Espanha está a dois passos e as duas comunidades vivem como «irmanadas». Como os restantes cerveirenses, Esteves Marques atravessa muitas vezes a ponte para o lado galego. Às vezes escolhe Goián para ir à missa. «Sinto uma grande afinidade com os galegos, assim como acredito que eles têm com os minhotos», diz. Os recursos de ambos os lados são naturalmente partilhados. Aos cerveirenses basta atravessar a ponte que liga Cerveira a Goián, no concelho de Tomiño, para ter acesso à gasolina e gás mais baratos. Esteves Marques utiliza a TDT (televisão digital terrestre) espanhola sem estranhar a diferença da língua. Nos transportes também há escolha: o comboio liga Cerveira ao Porto em duas horas e meia, mas é possível demorar uma hora com a ligação rodoviária espanhola, que liga o aeroporto de Vigo ao do Porto.
 
Também os galegos desfrutam da margem portuguesa do rio Minho: aos sábados de manhã são eles a maioria dos fregueses do mercado semanal de Cerveira, procurado igualmente por portuenses e outros com segunda casa em Cerveira, Moledo ou nas proximidades.
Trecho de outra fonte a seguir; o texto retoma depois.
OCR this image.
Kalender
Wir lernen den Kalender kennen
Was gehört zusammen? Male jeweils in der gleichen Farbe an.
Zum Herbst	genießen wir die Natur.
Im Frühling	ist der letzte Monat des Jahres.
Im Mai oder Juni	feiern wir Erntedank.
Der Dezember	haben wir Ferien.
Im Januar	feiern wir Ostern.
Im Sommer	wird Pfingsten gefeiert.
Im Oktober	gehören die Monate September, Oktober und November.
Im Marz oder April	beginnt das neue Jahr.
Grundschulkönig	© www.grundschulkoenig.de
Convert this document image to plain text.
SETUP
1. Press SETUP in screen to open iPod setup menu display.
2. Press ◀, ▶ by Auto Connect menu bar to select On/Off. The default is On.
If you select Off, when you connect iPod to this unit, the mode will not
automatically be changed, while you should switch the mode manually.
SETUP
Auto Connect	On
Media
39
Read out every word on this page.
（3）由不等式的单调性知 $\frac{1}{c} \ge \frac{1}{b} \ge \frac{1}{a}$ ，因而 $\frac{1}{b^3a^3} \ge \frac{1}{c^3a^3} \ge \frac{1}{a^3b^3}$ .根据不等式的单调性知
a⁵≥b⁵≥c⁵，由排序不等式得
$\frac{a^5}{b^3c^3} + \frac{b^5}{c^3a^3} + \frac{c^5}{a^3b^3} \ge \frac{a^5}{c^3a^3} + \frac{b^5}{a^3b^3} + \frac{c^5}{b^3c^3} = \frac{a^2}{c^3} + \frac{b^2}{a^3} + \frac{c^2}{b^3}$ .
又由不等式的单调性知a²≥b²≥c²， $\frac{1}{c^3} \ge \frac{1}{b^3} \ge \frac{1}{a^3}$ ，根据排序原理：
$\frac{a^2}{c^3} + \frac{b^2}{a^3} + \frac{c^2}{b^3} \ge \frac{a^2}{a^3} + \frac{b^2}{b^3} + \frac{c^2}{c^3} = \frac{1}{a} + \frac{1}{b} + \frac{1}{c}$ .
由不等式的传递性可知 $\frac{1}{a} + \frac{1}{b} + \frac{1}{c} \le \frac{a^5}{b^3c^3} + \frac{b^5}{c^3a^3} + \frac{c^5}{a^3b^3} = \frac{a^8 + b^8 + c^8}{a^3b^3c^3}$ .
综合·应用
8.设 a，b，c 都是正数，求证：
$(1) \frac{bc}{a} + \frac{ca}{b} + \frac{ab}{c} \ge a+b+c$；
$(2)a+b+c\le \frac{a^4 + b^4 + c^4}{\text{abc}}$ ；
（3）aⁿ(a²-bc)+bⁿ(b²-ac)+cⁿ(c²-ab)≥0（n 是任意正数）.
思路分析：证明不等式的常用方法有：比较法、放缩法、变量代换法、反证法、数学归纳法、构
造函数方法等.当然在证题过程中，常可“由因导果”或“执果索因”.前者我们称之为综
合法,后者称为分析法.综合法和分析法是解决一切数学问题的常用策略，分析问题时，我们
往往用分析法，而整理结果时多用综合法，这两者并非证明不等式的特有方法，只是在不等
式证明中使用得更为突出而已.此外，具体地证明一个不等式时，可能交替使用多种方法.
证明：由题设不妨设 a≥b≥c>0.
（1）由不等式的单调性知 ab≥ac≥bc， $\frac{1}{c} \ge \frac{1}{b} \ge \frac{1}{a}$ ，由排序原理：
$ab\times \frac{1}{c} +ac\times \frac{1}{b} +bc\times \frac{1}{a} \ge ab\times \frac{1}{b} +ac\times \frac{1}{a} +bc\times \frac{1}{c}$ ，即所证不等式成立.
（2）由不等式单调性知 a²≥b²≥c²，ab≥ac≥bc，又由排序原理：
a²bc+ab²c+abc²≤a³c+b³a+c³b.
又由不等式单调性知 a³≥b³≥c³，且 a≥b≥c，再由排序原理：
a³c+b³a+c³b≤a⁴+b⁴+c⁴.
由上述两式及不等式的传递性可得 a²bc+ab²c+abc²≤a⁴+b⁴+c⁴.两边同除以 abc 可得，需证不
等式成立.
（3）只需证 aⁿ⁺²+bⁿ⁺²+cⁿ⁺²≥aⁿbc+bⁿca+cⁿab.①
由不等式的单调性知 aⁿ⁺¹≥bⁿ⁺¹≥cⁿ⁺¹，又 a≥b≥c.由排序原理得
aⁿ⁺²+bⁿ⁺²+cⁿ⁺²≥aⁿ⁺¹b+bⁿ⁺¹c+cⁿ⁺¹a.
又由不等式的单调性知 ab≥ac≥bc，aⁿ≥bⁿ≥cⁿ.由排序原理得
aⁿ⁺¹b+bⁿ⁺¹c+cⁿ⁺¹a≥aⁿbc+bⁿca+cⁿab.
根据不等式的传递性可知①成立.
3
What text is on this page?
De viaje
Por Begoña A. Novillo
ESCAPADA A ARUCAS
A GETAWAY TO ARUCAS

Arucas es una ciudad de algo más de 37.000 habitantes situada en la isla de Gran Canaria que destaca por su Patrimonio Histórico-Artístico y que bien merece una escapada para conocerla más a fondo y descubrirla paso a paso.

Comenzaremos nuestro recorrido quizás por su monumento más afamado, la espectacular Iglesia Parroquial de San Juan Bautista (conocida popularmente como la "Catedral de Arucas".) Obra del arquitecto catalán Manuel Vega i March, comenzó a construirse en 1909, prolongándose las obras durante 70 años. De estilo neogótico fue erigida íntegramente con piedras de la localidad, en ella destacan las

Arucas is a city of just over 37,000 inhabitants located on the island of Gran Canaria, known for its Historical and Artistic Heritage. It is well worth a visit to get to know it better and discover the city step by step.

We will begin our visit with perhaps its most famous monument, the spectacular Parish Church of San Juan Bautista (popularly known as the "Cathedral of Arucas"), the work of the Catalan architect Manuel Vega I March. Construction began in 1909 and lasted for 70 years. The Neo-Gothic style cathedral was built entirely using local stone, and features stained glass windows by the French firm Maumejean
No estacionamento do Castelinho vê-se tantas matrículas espanholas quanto portuguesas. «Preferem o Castelinho ao parque da Fortaleza, do lado galego. E há tantos vizinhos galegos a usufruir da ecopista que até nos esquecemos se estamos em Portugal ou em Espanha», graceja Esteves Marques.
 

 
O médico está convencido de que a proximidade à Galiza é fundamental para a economia de Cerveira. O turismo galego é um bom exemplo. A construção da ponte da Amizade, em 2004, veio diminuir a distância entre Cerveira e Goián a pouco mais de cinco minutos. Até 2020, a nova ponte pedonal, assinada por Siza Vieira, vai aproximar ainda mais as duas comunidades.